Here is a picture I probably should have included last time, comparing my newest Legionario acquisition with my oldest one:

Quite the difference, eh? The Legionario in the foreground was an eBay purchase who came in a 1978 Sears Wishbook Shipper box, which means he was a pre-catalog release.

Early Legionarios didn’t all look this amazing – my childhood Legionario was acquired fairly early in the run, too, but he looks a little more like Dorsal Stripe Guy than Mr. Fabulous. Except with pinked hooves and no dorsal.

And no rubs: while he might not be as flashy or distinctive as these two, my childhood Legionario (who is currently in storage, the pity) is in immaculate condition. These two fellahs above, alas, are a long way from seeing the showring.

Tuesday, November 3, 2015

Legionario's Dorsal Stripe

Apparently a Black AQHA Anniversary Horse was spotted on eBay today(?) (Long day at work, feeling kinda fuzzy still.) If that’s the case, then the timing is rather interesting: the Grullas started turning up at the beginning of September, and the Roans at the beginning of October.

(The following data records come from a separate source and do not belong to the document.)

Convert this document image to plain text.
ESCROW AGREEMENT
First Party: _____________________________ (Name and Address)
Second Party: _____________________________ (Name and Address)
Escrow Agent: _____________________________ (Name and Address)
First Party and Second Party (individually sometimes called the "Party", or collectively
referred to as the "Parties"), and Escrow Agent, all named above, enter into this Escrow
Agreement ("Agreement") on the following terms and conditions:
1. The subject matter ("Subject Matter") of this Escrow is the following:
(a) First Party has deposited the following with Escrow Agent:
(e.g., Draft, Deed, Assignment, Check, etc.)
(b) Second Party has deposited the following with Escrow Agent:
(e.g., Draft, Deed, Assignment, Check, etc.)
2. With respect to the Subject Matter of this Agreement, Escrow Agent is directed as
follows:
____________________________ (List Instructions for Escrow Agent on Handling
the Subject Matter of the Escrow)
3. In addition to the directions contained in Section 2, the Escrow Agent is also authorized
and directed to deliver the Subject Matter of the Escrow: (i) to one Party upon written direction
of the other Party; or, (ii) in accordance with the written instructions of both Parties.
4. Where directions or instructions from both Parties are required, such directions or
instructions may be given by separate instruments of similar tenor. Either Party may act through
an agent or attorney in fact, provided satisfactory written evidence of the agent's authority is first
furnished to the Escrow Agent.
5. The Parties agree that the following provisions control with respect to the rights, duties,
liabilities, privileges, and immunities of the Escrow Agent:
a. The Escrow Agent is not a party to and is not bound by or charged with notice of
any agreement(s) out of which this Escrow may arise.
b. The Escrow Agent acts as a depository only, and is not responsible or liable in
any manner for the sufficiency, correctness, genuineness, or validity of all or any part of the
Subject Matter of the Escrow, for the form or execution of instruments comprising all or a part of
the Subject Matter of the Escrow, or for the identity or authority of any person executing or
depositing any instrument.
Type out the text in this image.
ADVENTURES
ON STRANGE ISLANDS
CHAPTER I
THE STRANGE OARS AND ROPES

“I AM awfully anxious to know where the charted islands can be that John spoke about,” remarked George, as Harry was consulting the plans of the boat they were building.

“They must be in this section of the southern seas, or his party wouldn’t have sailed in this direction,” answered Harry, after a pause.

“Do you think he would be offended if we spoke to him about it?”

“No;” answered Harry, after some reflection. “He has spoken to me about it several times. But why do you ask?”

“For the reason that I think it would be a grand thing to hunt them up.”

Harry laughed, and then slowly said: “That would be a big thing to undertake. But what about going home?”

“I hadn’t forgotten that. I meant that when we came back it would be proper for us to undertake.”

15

I wonder if that means the “…and more” will be turning up at the beginning of December?

I knew I should have stopped at the toy store on the way home today, darn it. Gotta hand it to Reeves, for making me so excited about a mold that rarely elicited more than a shrug from me before. Now I’m actually pausing to look at Poco Buenos and Jet Decks on eBay!

Anyway, in slightly less exciting news, my latest vintage box lot turned out to be mostly bodies. The paint jobs were fine – just the usual yellowing and grime – but most of their mouths were sawed open.

Ugh. I never went that extreme with my model horse modifications as a kid, other than some unfortunate experimentation with nail polish remover. (One of these body-boxers is a keeper, and once I get her cleaned up enough to show you, you will see why.)

A few of the models in the lot were spared the hacksaw, including a sweet Legionario III – with a dorsal stripe! I’ve owned a lot of Legionarios, older and newer, and I think this is the first one I’ve ever had with a prominent dorsal.

The original Legionario release ran for over twelve years, from late 1978 (via mail order, primarily the Bentleys) through 1990, and an extended run gives you a lot of variations, from Nearly-Smoke to Virtually-White.

The earlier ones tend to be more shaded and airbrushy, with a pinkish tint to the hooves and muzzle; later ones were lighter, whiter and neater, with less pinking. The dorsal stripe is a relatively uncommon feature that probably came in very late in the model’s production run, per Young’s Breyer Molds & Models.

He still needs a bit of cleaning and whitening, along with the rest of his friends. Unlike most of the rest of them, he’ll be sticking around.

Here’s an interesting equation to ponder: Spanish Breed + Parade Horse + Carnivale theme = possible BreyerFest 2016 Special Run item? This mold would make an excellent Surprise model candidate, especially since most of his previous releases have been solid or some shade of gray, and rarely glossy.